Example — one color for all lanes:
"colors": ["#FFFFFF"]
Every lane maps to index 0 → #FFFFFF. Because white is a neutral multiplicative tint, this effectively applies no color change, which can be useful to keep tinting enabled structurally while temporarily removing the color effect.
If any hex string in colors is invalid or cannot be parsed, GetLaneColor silently returns Colour4.White for that lane. Malformed entries do not throw or break other lanes.

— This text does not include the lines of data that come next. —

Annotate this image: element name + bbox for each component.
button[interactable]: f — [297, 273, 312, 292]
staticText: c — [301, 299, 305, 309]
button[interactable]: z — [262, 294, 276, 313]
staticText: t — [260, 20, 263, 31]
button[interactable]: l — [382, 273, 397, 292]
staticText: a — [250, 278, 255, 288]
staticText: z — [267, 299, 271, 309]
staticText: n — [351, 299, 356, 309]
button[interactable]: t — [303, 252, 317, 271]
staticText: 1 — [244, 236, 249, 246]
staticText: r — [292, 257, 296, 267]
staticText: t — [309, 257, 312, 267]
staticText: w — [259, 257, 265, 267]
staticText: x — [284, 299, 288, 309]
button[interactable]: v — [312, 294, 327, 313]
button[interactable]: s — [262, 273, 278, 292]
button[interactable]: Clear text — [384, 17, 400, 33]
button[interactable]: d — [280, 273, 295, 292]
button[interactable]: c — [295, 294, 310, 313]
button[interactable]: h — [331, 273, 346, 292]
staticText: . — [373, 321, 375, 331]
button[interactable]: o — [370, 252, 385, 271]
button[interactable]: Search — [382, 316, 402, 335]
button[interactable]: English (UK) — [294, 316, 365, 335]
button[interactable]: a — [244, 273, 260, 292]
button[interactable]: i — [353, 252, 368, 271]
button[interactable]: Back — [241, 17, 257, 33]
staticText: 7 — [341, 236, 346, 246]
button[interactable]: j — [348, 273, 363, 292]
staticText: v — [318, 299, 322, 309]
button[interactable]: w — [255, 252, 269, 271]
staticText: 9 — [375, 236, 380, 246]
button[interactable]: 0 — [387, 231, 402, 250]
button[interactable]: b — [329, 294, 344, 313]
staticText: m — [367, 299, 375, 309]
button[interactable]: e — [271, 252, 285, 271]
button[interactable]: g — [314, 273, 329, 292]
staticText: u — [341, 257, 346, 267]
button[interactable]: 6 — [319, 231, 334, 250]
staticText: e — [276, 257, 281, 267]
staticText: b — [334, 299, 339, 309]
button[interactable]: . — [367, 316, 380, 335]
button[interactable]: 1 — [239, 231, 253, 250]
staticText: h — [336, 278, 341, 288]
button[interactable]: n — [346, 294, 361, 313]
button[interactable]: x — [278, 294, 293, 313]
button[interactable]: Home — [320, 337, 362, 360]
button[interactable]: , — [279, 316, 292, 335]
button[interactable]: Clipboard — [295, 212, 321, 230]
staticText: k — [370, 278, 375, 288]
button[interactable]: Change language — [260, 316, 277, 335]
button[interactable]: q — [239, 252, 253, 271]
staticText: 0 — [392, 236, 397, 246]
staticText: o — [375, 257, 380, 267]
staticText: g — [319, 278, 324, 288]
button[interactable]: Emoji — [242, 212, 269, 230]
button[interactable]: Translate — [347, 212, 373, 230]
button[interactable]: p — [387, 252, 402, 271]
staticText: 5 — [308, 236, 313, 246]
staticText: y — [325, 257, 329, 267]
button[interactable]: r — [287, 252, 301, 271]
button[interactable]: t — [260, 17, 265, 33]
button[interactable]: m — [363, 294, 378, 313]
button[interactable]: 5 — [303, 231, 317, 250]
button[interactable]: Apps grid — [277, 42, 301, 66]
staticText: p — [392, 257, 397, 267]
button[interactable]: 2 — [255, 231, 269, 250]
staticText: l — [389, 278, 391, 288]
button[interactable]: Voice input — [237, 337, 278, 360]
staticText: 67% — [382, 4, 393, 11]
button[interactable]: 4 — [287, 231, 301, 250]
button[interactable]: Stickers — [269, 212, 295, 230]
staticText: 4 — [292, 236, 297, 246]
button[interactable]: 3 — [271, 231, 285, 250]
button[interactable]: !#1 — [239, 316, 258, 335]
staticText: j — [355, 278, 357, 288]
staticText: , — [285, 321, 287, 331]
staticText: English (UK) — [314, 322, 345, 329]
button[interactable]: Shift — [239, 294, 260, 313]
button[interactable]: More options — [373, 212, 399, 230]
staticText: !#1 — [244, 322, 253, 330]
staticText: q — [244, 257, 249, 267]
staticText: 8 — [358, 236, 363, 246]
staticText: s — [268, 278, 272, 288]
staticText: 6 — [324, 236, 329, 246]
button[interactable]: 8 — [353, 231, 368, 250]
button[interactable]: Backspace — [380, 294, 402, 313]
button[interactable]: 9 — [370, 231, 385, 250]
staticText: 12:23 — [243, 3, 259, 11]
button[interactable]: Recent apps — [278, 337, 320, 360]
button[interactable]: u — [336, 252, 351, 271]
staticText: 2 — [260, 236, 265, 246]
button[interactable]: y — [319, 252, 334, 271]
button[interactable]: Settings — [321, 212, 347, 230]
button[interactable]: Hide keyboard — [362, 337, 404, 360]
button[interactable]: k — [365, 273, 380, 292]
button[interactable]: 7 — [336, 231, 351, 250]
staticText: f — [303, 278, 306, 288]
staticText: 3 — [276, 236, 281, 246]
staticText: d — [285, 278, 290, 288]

Complete 4-key configuration example

The following JSON block shows a fully configured 4k section. Paste it inside your skin.json and adjust the values to match your design.
{
  "4k": {
    "column_width": 110,
    "hit_position": 140,
    "tint_notes": true,
    "tint_lns": true,
    "tint_receptors": false,
    "receptors_first": false,
    "receptor_offset": 0,
    "colors": [
      "#FF4FC8",
      "#A020F0",
      "#A020F0",
      "#FF4FC8"
    ]
  }
}
This produces a 4-key stage with:
  • 110 px wide columns (slightly narrower than the default 114 px)
  • Hit line 140 px from the bottom (10 px higher than default)
  • Note textures tinted with the colors array, including long note bodies and caps
  • Receptors drawn at their original texture colors (no tint)
  • Receptors rendered behind falling notes (default layering)
  • No receptor vertical offset adjustment

Combining multiple keymodes

You can define as many or as few keymode blocks as you like. Blocks you omit fall back to the SkinKeymode defaults. The following example defines distinct column widths and color palettes for 4k and 7k, leaving every other key count at its default geometry:
{
  "4k": {
    "column_width": 110,
    "tint_notes": true,
    "colors": ["#FF4FC8", "#A020F0", "#A020F0", "#FF4FC8"]
  },
  "7k": {
    "column_width": 88,
    "hit_position": 135,
    "tint_notes": true,
    "tint_lns": true,
    "colors": [
      "#FF4FC8",
      "#A020F0",
      "#FF4FC8",
      "#FFFFFF",
      "#FF4FC8",
      "#A020F0",
      "#FF4FC8"
    ]
  }
}
For charts with 10 or more keys, fluXis always uses the 10k block regardless of the actual key count. Design your 10k configuration to be reasonably compact — 78 px is the default — so that a 10-key or 12-key chart still fits on screen comfortably.